I didn’t know what to expect from Cloud Atlas. I knew that the movie was about intersecting lives across different periods of time and that it starred Tom Hanks in lots of different makeup. After seeing Cloud Atlas I know what it’s about but I’ve had a really difficult time explaining it to other people. The movie touches on deep themes like life, death, love, freedom, oppression and the impact a single life can make in our present and our future.

I have some thoughts about the movie but, as I said, I’m still trying to figure how to best communicate them. I’ll try to keep things as spoiler-free as possible but, even if you knew the entire plot of the movie, it’s still worth seeing.

Life and Death

Cloud Atlas definitely takes an eastern approach to life. Themes of reincarnation run through the movie, highlighted by the fact that the actors play different characters across the different time periods. The choices of one character don’t directly affect his or her next life, but there is an influence. If someone is a bad guy in one life, unless he makes some serious changes, he ends up being a bad guy again. If someone looks for truth in one life, that search continues into another life. Obviously I don’t believe in reincarnation but resurrection. The lives we have are the only ones we’re going to live. Instead of hoping that we can do better next time, we need to live the best lives we can right now.


We need to live our best lives right now because our lives matter. That theme carries through Cloud Atlas and it is one of my favorites. Since the movie looks at different lives across hundreds of years, we get an opportunity to see how the small choices of someone in the 19th century affect people in the 20th century and beyond. We are all going to leave a legacy; our choices will influence those around us whether we want them to or not. It’s up to us to decide what kind of legacy we’re going to leave. We can live lives that leave a legacy of grace, love and kingdom growth or we can live lives that leave a legacy of judgment, hate and self-centeredness. If we choose to leave a God-honoring legacy, we may not see the full results. The 19th century abolitionist in Cloud Atlas didn’t see the full impact of his choices. We can trust, though, that a God-centered legacy will bear fruit long after we’re dead and far beyond what we can imagine.

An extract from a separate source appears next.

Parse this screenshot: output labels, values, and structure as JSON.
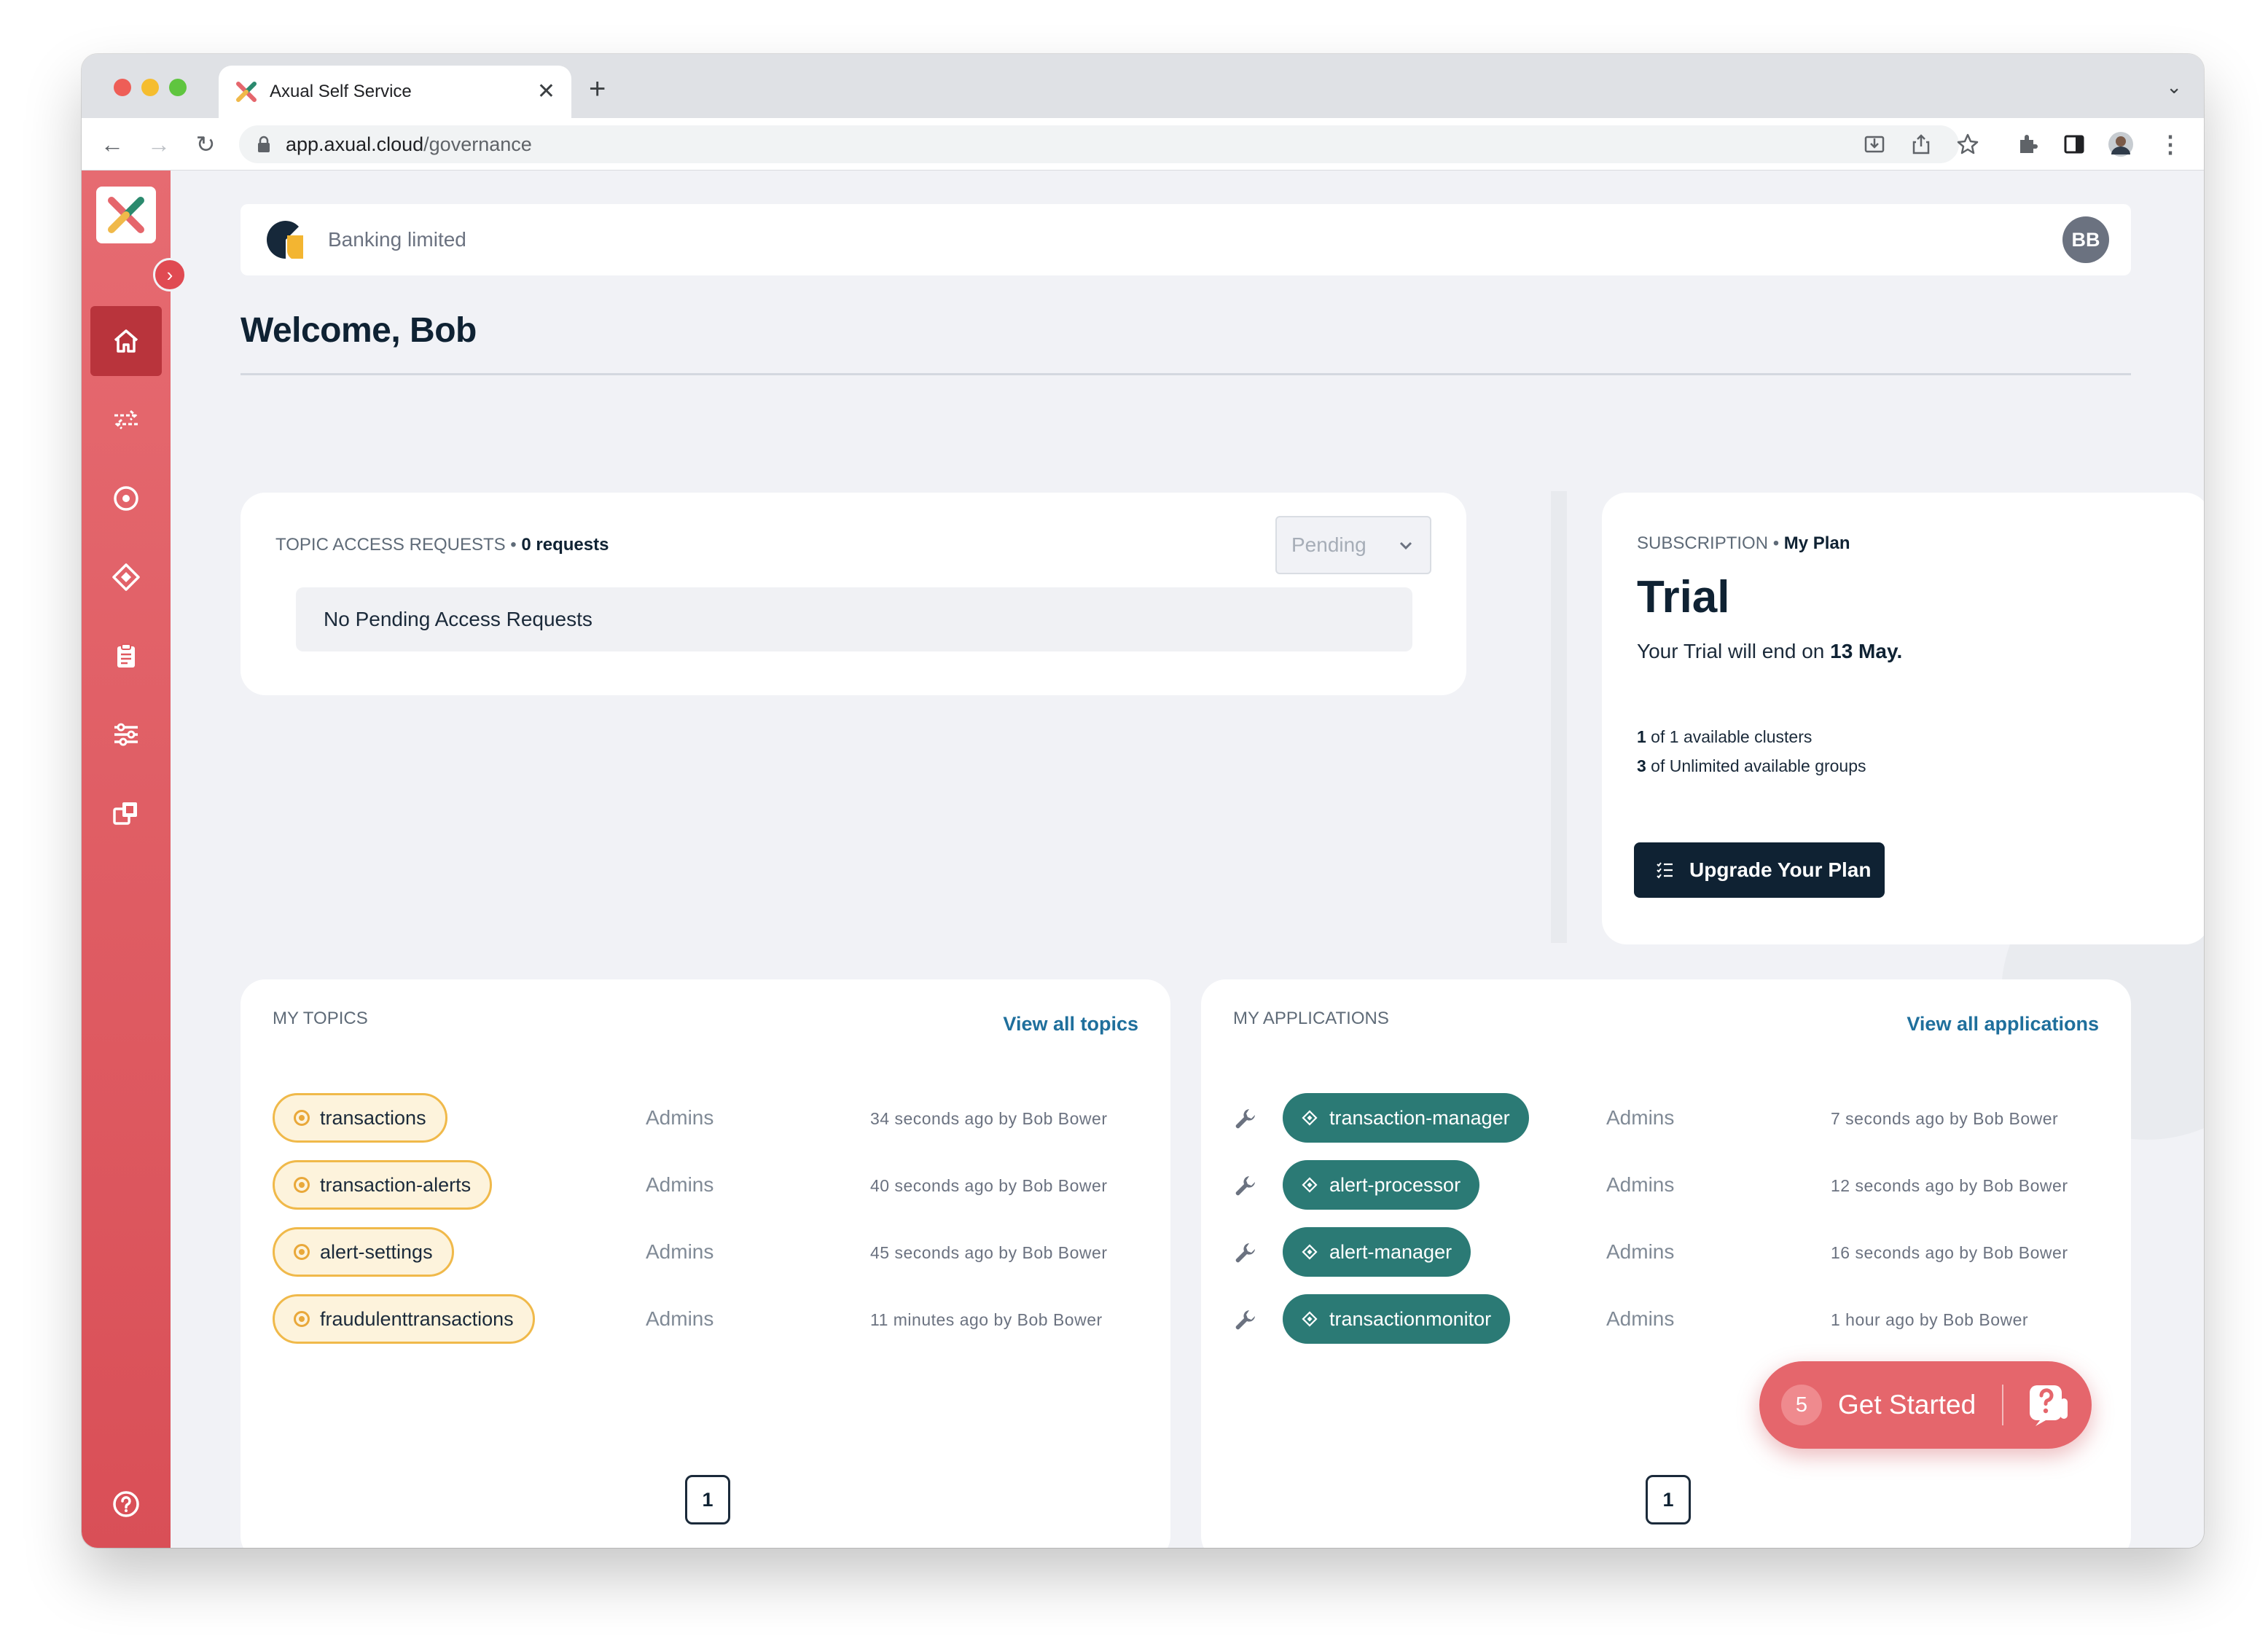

Another theme prevalent through Cloud Atlas is freedom. Throughout the timelines characters are struggling for freedom from slavery, fascist governments, retirement homes and personal demons. The freedom that the characters experience is moving but it pales in comparison to the freedom we have in Christ. True freedom isn’t found in the ability to do whatever we want, whenever we want. True freedom is found in surrendering our lives to Christ and living for him. Our culture views freedom as living our lives free from any constraints placed on us by others. That kind of freedom leaves us enslaved to our own self-centered thoughts and desires. True freedom is found when we allow our old selves to be nailed to the cross with Christ and raised renewed with our resurrected Lord. That allows us to live lives free from sin, death and selfishness and enables us to live lives of grace, love and service.

Cloud Atlas was a great movie. It was rated R and definitely had some NSFC (Not Safe For Church) material. The themes it addressed, though, pushed me to examine my own life and how I’m living it. I don’t know if I would suggest it to everyone but if you are open to an exploration of deeper themes in a sci-fi epic, then Cloud Atlas might be for you.

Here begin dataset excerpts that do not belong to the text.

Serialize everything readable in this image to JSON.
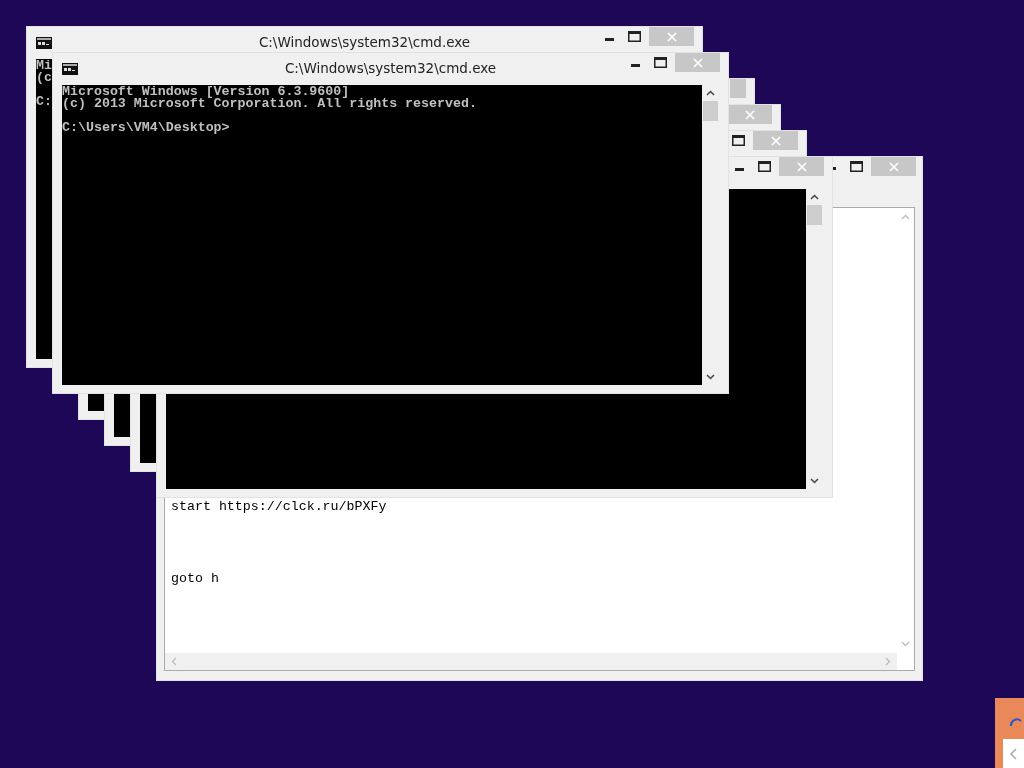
{
  "desktop": {
    "windows": [
      {
        "kind": "console",
        "title": "C:\\Windows\\system32\\cmd.exe",
        "lines": [
          "Mi",
          "(c",
          "C:"
        ]
      },
      {
        "kind": "console",
        "title": "C:\\Windows\\system32\\cmd.exe",
        "lines": [
          "Microsoft Windows [Version 6.3.9600]",
          "(c) 2013 Microsoft Corporation. All rights reserved.",
          "C:\\Users\\VM4\\Desktop>"
        ]
      },
      {
        "kind": "console"
      },
      {
        "kind": "console"
      },
      {
        "kind": "console"
      },
      {
        "kind": "console"
      },
      {
        "kind": "notepad",
        "lines": [
          "start https://clck.ru/bPXFy",
          "goto h"
        ]
      }
    ]
  },
  "corner_panel": {
    "kind": "notification"
  }
}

What did you think about Cloud Atlas?


2 comments on “#466 – Review: Cloud Atlas”

  1. I thought it was amazing! The other big theme I keep dwelling on is the eerie similarity between capitalism, consumerism, and cannibalism. It makes me reevaluate how my daily decisions nad life choices are affecting other people. We may have freedom to choose, but we have a responsibility to others to choose wisely.

    (By the way, I have been loving this blog for several months. Keep up the good work!)

    1. That’s a great connection among capitalism, consumerism and cannibalism. It was interesting to see how the constant drive for more played itself out across the different timelines.

      Thanks for your kind words about my blog. I appreciate them.